Los políticos, según T. Sowell

«Donde existe un sesgo político para aceptar la acusación, esta no tiene que ser probada.»

T. Sowell – Basics Economics, 2000
Puedes ver el vídeo en mi canal de Youtube.

“Dado que las elecciones democráticas se realizan siempre a corto plazo, los políticos tienen todos los incentivos para extraer tanta riqueza como les sea posible del capital fijo bajo su jurisdicción, ya sea a través de impuestos, de la imposición de cargas sobre la propiedad o de la expropiación. Solamente la conciencia del público sobre las consecuencias a largo plazo puede limitar esta forma de explotación.” La cita es de Thomas Sowell, de su libro Economía básica. Vamos a ver su opinión acerca de cómo los políticos influyen en la economía y las consecuencias que ello trae consigo.

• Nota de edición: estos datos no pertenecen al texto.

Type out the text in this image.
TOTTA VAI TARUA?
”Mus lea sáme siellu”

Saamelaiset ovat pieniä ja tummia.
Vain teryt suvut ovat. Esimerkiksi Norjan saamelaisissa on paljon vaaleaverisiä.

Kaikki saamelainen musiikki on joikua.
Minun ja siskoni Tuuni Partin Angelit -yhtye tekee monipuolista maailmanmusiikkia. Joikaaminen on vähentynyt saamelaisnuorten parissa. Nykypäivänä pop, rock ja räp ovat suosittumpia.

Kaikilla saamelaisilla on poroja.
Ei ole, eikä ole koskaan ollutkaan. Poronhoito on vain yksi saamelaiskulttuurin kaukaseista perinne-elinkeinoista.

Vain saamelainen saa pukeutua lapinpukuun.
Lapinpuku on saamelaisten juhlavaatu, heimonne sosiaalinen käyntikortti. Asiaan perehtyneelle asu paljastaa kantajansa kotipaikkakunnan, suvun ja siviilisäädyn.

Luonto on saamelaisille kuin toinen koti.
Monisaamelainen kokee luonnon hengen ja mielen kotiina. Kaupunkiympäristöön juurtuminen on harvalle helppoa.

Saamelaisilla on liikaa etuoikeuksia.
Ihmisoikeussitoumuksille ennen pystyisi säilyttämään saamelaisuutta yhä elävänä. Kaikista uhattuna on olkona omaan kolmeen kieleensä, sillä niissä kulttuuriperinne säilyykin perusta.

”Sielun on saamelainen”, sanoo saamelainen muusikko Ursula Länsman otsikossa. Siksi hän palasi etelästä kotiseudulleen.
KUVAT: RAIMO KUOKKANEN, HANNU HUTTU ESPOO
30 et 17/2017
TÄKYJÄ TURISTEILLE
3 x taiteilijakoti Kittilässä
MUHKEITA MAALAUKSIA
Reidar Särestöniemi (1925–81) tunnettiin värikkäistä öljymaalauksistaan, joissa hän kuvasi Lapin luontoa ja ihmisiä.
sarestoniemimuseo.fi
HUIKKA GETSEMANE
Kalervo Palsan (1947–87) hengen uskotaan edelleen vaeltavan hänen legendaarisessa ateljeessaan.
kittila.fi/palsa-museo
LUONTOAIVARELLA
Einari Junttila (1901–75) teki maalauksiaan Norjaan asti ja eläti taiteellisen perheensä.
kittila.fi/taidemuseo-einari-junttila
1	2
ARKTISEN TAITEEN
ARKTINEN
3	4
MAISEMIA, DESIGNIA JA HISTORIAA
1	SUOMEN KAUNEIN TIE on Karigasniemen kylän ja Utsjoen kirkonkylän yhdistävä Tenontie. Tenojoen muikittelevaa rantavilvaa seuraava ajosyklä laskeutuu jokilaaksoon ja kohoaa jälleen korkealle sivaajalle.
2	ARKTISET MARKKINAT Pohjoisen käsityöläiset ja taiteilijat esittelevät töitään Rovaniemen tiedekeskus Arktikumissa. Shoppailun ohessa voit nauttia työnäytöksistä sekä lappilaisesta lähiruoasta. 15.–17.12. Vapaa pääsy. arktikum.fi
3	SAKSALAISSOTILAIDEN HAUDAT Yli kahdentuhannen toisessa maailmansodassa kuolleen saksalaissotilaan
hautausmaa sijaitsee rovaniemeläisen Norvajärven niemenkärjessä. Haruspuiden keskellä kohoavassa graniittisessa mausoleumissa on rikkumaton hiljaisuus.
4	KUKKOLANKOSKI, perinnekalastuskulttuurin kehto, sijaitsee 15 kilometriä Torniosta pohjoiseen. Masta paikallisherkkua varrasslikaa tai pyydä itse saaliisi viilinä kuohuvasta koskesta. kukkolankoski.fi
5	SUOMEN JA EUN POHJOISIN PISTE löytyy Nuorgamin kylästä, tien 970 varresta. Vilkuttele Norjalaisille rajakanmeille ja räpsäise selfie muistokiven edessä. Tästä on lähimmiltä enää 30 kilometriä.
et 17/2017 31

Como sabes, hace unos meses publiqué un breve ensayo de glosa al libro de Thomas Sowell Economía Básica. Debido al tamaño de la obra y los diferentes temas que abarca, centré el texto en uno de ellos como muestra de su trabajo, el asunto de los precios. Después he desarrollado dos más, con un estilo similar y en pieza aparte, sobre el concepto de las empresas y el de los salarios. Habida cuenta del interés que suscita la obra de Sowell, hoy marcan el paso los políticos.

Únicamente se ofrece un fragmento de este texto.